Fourth, as I watched this year's race and the success of the Ethiopians, I had the idle thought, "Next year I'm taking this day off and I'm taking T to Boston and he's going to watch this race. Because someday he is going to run this race and I want him to understand what a big deal it is." Next year he will be eight years old. The same age as Martin Richard, who was there to watch his father run, and who died watching one of the greatest road races in the world, because a couple of idiots thought killing eight-year-old boys who just want a chance to yell, "Go, Daddy!" was a way to get a point across.
Now I have to reconsider. Maybe I'll take him, but maybe not next year and maybe we won't shoot for a coveted finish line spot. That just really sucks. That you have to worry about your safety and the safety of your family who are standing at a race finish line to cheer you on. This wasn't a military parade. These were just people, ordinary people, trying to accomplish an extraordinary feat -- and the friends and family who were there to applaud their efforts.

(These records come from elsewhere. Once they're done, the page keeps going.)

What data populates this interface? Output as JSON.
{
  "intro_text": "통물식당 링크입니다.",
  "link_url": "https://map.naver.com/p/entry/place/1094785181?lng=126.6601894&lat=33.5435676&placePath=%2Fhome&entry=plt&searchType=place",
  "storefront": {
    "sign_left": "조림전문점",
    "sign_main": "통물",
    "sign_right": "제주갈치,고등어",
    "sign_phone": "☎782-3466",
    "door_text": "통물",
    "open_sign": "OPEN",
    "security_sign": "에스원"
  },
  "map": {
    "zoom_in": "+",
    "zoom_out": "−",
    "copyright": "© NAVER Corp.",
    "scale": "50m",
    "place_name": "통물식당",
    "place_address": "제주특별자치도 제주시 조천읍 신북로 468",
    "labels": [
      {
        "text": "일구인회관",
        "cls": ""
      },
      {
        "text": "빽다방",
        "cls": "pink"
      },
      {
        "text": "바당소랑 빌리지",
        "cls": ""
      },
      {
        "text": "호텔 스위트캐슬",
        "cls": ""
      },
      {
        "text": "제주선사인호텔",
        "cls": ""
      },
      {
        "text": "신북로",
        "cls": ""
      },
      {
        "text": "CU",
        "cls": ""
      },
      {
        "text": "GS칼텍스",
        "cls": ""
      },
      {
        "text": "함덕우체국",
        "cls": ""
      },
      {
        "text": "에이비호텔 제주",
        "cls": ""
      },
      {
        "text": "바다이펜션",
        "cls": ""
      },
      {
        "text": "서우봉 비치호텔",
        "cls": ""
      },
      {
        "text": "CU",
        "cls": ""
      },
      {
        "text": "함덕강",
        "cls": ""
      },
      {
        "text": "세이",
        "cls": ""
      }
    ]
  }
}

Yesterday I stood behind the barrier at the finish line of a local race waiting for T to come into view. Suddenly I realized I was in the same position as Martin Richard. A front row spectator with my back to everything going on behind me.
I actually turned around. There was a man behind me, talking on his cell phone, with a backpack resting against his leg. I turned around several more times until he was gone, and I made sure his backpack had gone with him. "We're still here and we're not going away!" announced the starter of the race as he led us in a group sing of the national anthem. This is true, but we're also looking behind us and wondering if someone is up to no good. Innocence lost.

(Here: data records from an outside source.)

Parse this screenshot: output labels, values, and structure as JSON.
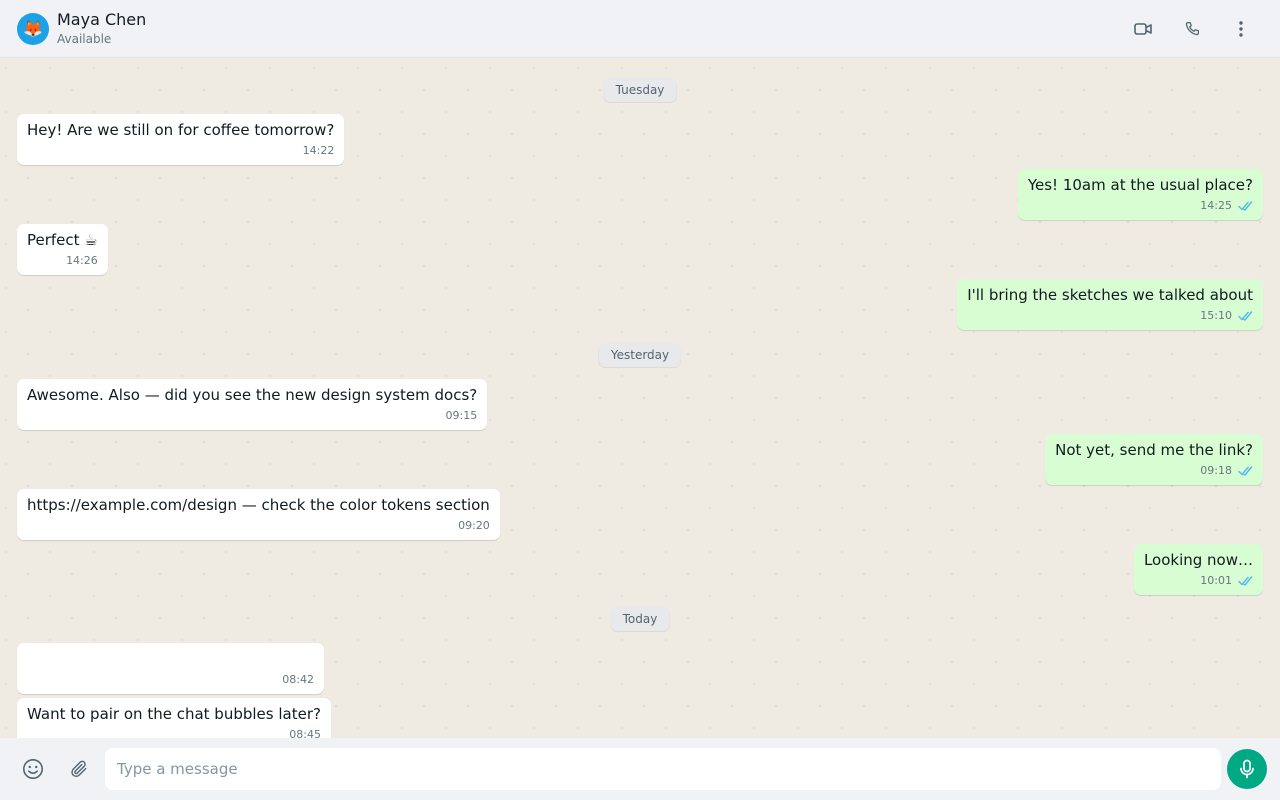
{
  "colors": {
    "accent": "#00a884",
    "incoming_bubble": "#ffffff",
    "outgoing_bubble": "#d9fdd3",
    "read_ticks": "#53bdeb",
    "avatar_bg": "#1da1e6"
  },
  "header": {
    "avatar_icon": "fox-emoji",
    "avatar_glyph": "🦊",
    "contact_name": "Maya Chen",
    "contact_status": "Available",
    "actions": [
      "video-call-icon",
      "voice-call-icon",
      "more-options-icon"
    ]
  },
  "chat": {
    "date_separators": {
      "tuesday": "Tuesday",
      "yesterday": "Yesterday",
      "today": "Today"
    },
    "messages": [
      {
        "direction": "in",
        "text": "Hey! Are we still on for coffee tomorrow?",
        "time": "14:22"
      },
      {
        "direction": "out",
        "text": "Yes! 10am at the usual place?",
        "time": "14:25",
        "status": "read"
      },
      {
        "direction": "in",
        "text": "Perfect ☕",
        "time": "14:26"
      },
      {
        "direction": "out",
        "text": "I'll bring the sketches we talked about",
        "time": "15:10",
        "status": "read"
      },
      {
        "direction": "in",
        "text": "Awesome. Also — did you see the new design system docs?",
        "time": "09:15"
      },
      {
        "direction": "out",
        "text": "Not yet, send me the link?",
        "time": "09:18",
        "status": "read"
      },
      {
        "direction": "in",
        "text": "https://example.com/design — check the color tokens section",
        "time": "09:20"
      },
      {
        "direction": "out",
        "text": "Looking now…",
        "time": "10:01",
        "status": "read"
      },
      {
        "direction": "in",
        "text": "",
        "time": "08:42"
      },
      {
        "direction": "in",
        "text": "Want to pair on the chat bubbles later?",
        "time": "08:45"
      }
    ]
  },
  "composer": {
    "emoji_icon": "emoji-icon",
    "attach_icon": "paperclip-icon",
    "input_placeholder": "Type a message",
    "input_value": "",
    "mic_icon": "microphone-icon"
  }
}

Finally, my ties to Boston span family, work, and friends. I've been to Boston more than any other major American city. I know Cambridge and Boston well enough to tell the cabbies how to get me to where I need to go. "Stay off of Storrow Drive; it's too busy at this time of day. Take the turnpike. Take this street to the Whole Foods store and take the left at the light there."
I have my favorite Indian and now Ethiopian restaurants. I learned to take get off the T at Central Square to avoid having to walk by all the panhandlers in Harvard Square. I carry a Charlie card in my wallet. Because I need it often enough to keep it handy.
The adoption agency we used is located just outside of Boston. I probably know at least a hundred people who were caught up in the lockdown -- including my niece who was at the marathon. The division I work for is located in Cambridge. My office was closed. That was sobering. We've weathered hurricanes and snowstorms with names. But for this -- a stay home order. It was an anxious day for me, worried for the safety of so many.
In the aftermath of all this, the Boston Marathon has spiked as the marathon most runners aspire to run in 2014. Back in 1770 there was a little incident called the Boston Massacre in which the British killed five civilians and wounded six others. Here's where people underestimate the American spirit. Like siblings, we might squabble a lot, but when you go up against us, we come together -- and we're a stubborn lot who don't back down easily. The Boston Massacre didn't sit too well with us and lit a spark that started a revolution.
Bomb our marathon and we will return in double the numbers.
Running it is not likely in my cards for me. But I have looked into volunteering. Even though 95 percent of the slots are filled by people who come back year after year, that won't stop me from trying. I don't know yet if I'll be there as a spectator or as a volunteer. But I will be there.
Because I am Boston Strong.
From now on I expect you always to cheer on the Sox against the Yankees.